Now, of course, we have these crazy optimized, pre-trained models that make turning anything into vectors seem easy. It is extremely powerful technology, and honestly, if you’re using it, you really should take the time to understand the basics underneath.

But here’s the reality check I ran into: it’s not just plug-and-play. You absolutely cannot just put everything raw into an embedding model and expect magic. I’ve tried! That’s the fast track to getting weird results, maybe outright nonsense, or those “hallucinations” everyone talks about. And this is bad very bad for the highest preach in the business. Scalability. Everyone is investing and jumping on a train because of this one word. Yes you can scale it. But in reality. You can not quite scale with just a few lines of code and just drag and drop databases into the embeddings.

This is the point where, you should probably take a few steps back. I get it – AI feels like a non-stop race, and you feel pressure to use the latest and greatest right now. But honestly, taking the time to actually research and understand what you’re using, why it works, and how to prepare your data for it? That makes you way more effective in the long run.

Maybe think of it like this: during the gold rush, everyone is digging frantically. Maybe the smarter play isn’t just digging, but building really good shovels – focusing on solid foundations and understanding the tools. Those are the things that remain valuable even when the initial frenzy cools down.

Back to the topic.

You need to prepare transform the data the right way.

Sure, throwing messy ‘fuzzy’ data in might work sometimes, but it’s not recommended. That’s the quick and dirty stuff we should avoid. Having clean, well-understood data is gold here.

Question for you. Do you actually know what to embed? The main text? the metadata ?

Which Chunking Strategy should we use for big docs?

You usually can’t embed a whole massive document at once, models have limits and you want specific answers, not a hwhole chapter. Chunking is crucial since you need the middle way of context and specific answers. Here it is pure experimenting.

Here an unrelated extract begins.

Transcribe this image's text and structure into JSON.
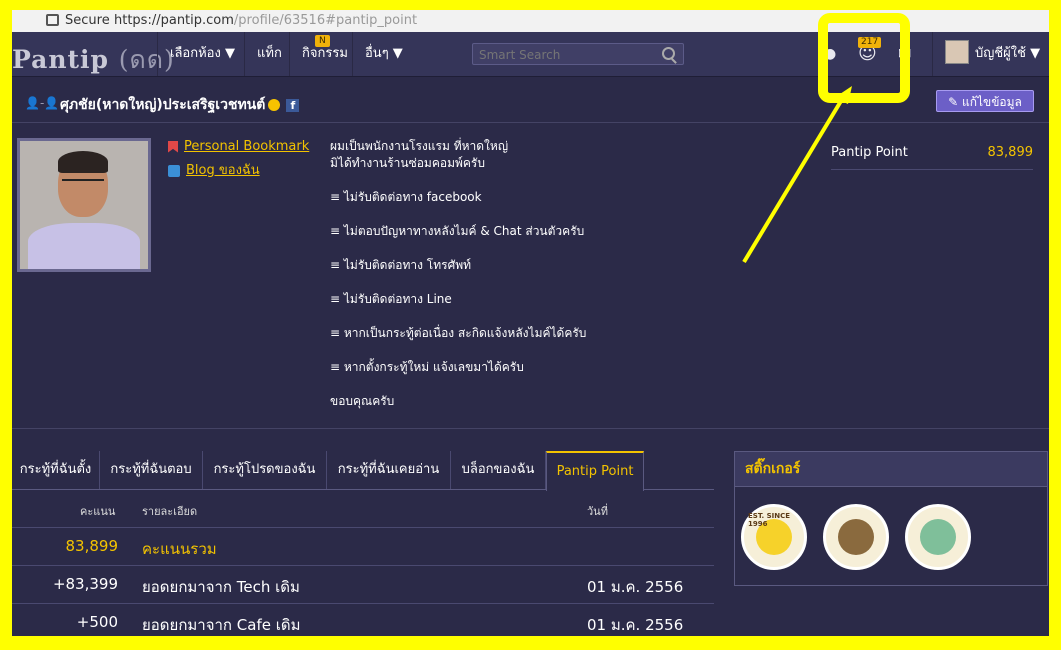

How do you know if your fancy embedding setup is any good? You gotta check. Does searching for X actually bring back relevant stuff? Are the top results useful? This isn’t always easy to measure automatically, sometimes it just needs a human to look and say “yep, this makes sense” or “nope, this is garbage”.

In my experience id was not working perfect, never. So what to do ?

Go specific first!

The key which created helped to actually get products into great useful tools was to strategy to not want to scale immediately. First we focus on one category one very specific part of the data one question we want to answer good or one prompt we want to execute to enrich manipulate given data the right way.

This will make you understand the “what context” do you actually need. What do you need to provide in which form.

Then step by step you create the tools and systems to make your agent grow. Later on you have maybe duplicated code in a way, but this is something to pay for good results. refactoring later when there you get more budget and want to have true scalability.

Why Bother With All This?

It sounds like a lot of work, right? And it can be. Which brings me back to my point about internal tools. Starting there often makes sense. Like the sales tool example – you know the users, you know the data (mostly), you can calculate the cost vs the benefit of making those salespeople faster and smarter. You’re not exposing a potentially flaky or expensive system to the wild web immediately.

Getting embeddings right means your AI search doesn’t suck. It means your RAG system can actually find the right context to give useful answers. It’s the foundation. And like any foundation, if it’s shaky, the whole thing built on top is gonna have problems. So yeah, worth spending some time thinking about these “best practices”, even if the perfect answer is often “it depends”. What’s your experience been?